Compared to its Western allies, the U.S. occupies a solitary position on this list. It outranks Poland by 25 spots in terms of impunity, while Canada, Japan, Germany, France, Britain and Australia all rank more accountable by 30 to 50 spots.
It seems the club of democracies that America assembled and sustained for all those decades now has a growing hole in its center: the U.S. itself. But it would be a mistake to assume the rest of the West is immune.
For Washington, this is not a momentary drift. It is a fundamental breach.
The U.S. is currently the only wealthy democracy in the index that is moving up the list in terms of impunity. The damage is concentrated in the country’s governance and economy, and the underlying numbers are striking: The score for freedom from political killings got three times worse in a single year, while that of impartial public administration fell sharply.
These indicators don’t suggest a gentle slope of decline. They represent cliffs. And it is the disparity in accountability between the U.S. and its Western allies — as well as the speed of this shift — that lies at the foundation of the current transatlantic crisis.

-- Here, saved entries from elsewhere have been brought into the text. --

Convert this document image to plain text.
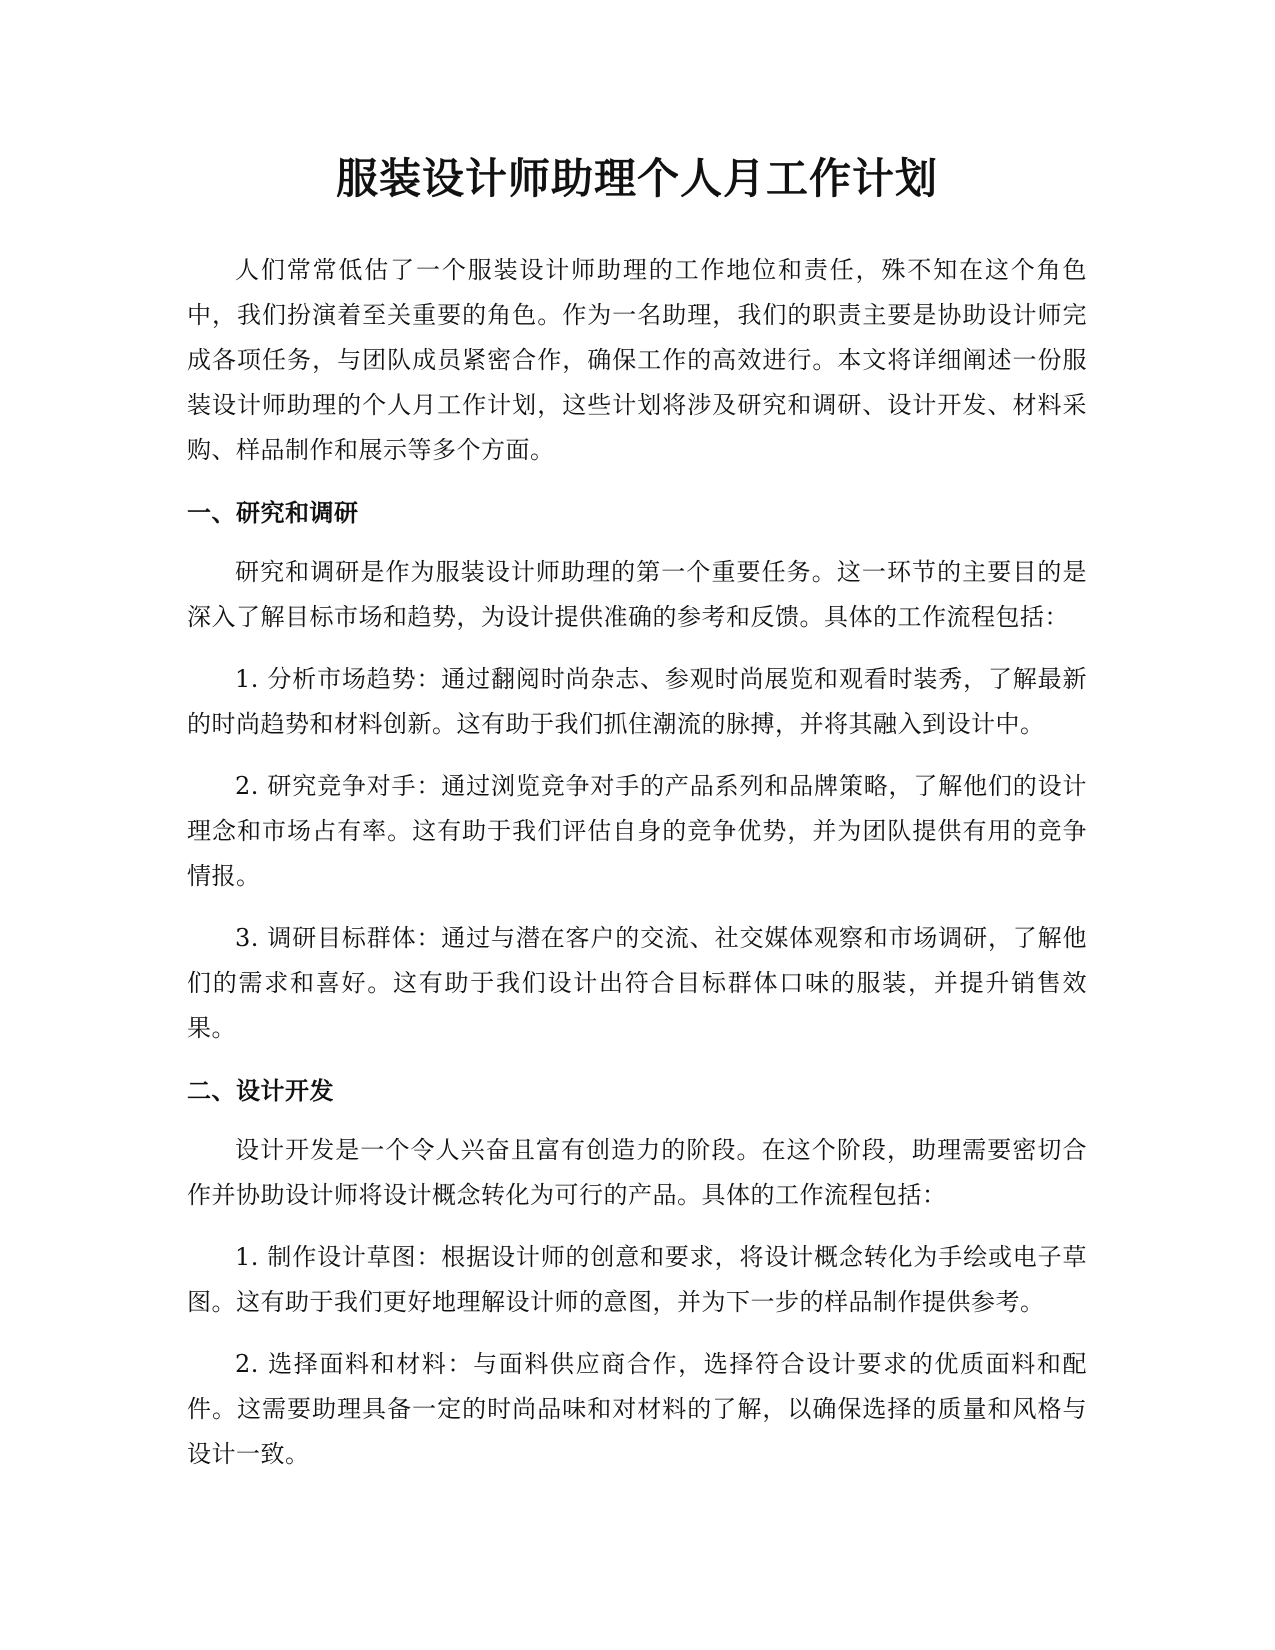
服装设计师助理个人月工作计划

人们常常低估了一个服装设计师助理的工作地位和责任，殊不知在这个角色中，我们扮演着至关重要的角色。作为一名助理，我们的职责主要是协助设计师完成各项任务，与团队成员紧密合作，确保工作的高效进行。本文将详细阐述一份服装设计师助理的个人月工作计划，这些计划将涉及研究和调研、设计开发、材料采购、样品制作和展示等多个方面。

一、研究和调研

研究和调研是作为服装设计师助理的第一个重要任务。这一环节的主要目的是深入了解目标市场和趋势，为设计提供准确的参考和反馈。具体的工作流程包括：

1. 分析市场趋势：通过翻阅时尚杂志、参观时尚展览和观看时装秀，了解最新的时尚趋势和材料创新。这有助于我们抓住潮流的脉搏，并将其融入到设计中。

2. 研究竞争对手：通过浏览竞争对手的产品系列和品牌策略，了解他们的设计理念和市场占有率。这有助于我们评估自身的竞争优势，并为团队提供有用的竞争情报。

3. 调研目标群体：通过与潜在客户的交流、社交媒体观察和市场调研，了解他们的需求和喜好。这有助于我们设计出符合目标群体口味的服装，并提升销售效果。

二、设计开发

设计开发是一个令人兴奋且富有创造力的阶段。在这个阶段，助理需要密切合作并协助设计师将设计概念转化为可行的产品。具体的工作流程包括：

1. 制作设计草图：根据设计师的创意和要求，将设计概念转化为手绘或电子草图。这有助于我们更好地理解设计师的意图，并为下一步的样品制作提供参考。

2. 选择面料和材料：与面料供应商合作，选择符合设计要求的优质面料和配件。这需要助理具备一定的时尚品味和对材料的了解，以确保选择的质量和风格与设计一致。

Just as concerning is the fact that the current administration in Washington does not seem to care. On the contrary, it defends its new direction as fundamental to its America First view. The 2025 National Security Strategy made this crystal clear, recasting allies as free riders and alliances as transactions conditioned on immediate U.S. interests. It cast a zero-sum view of geopolitics and the global economy, and advocated a might-makes-right perspective for global engagement.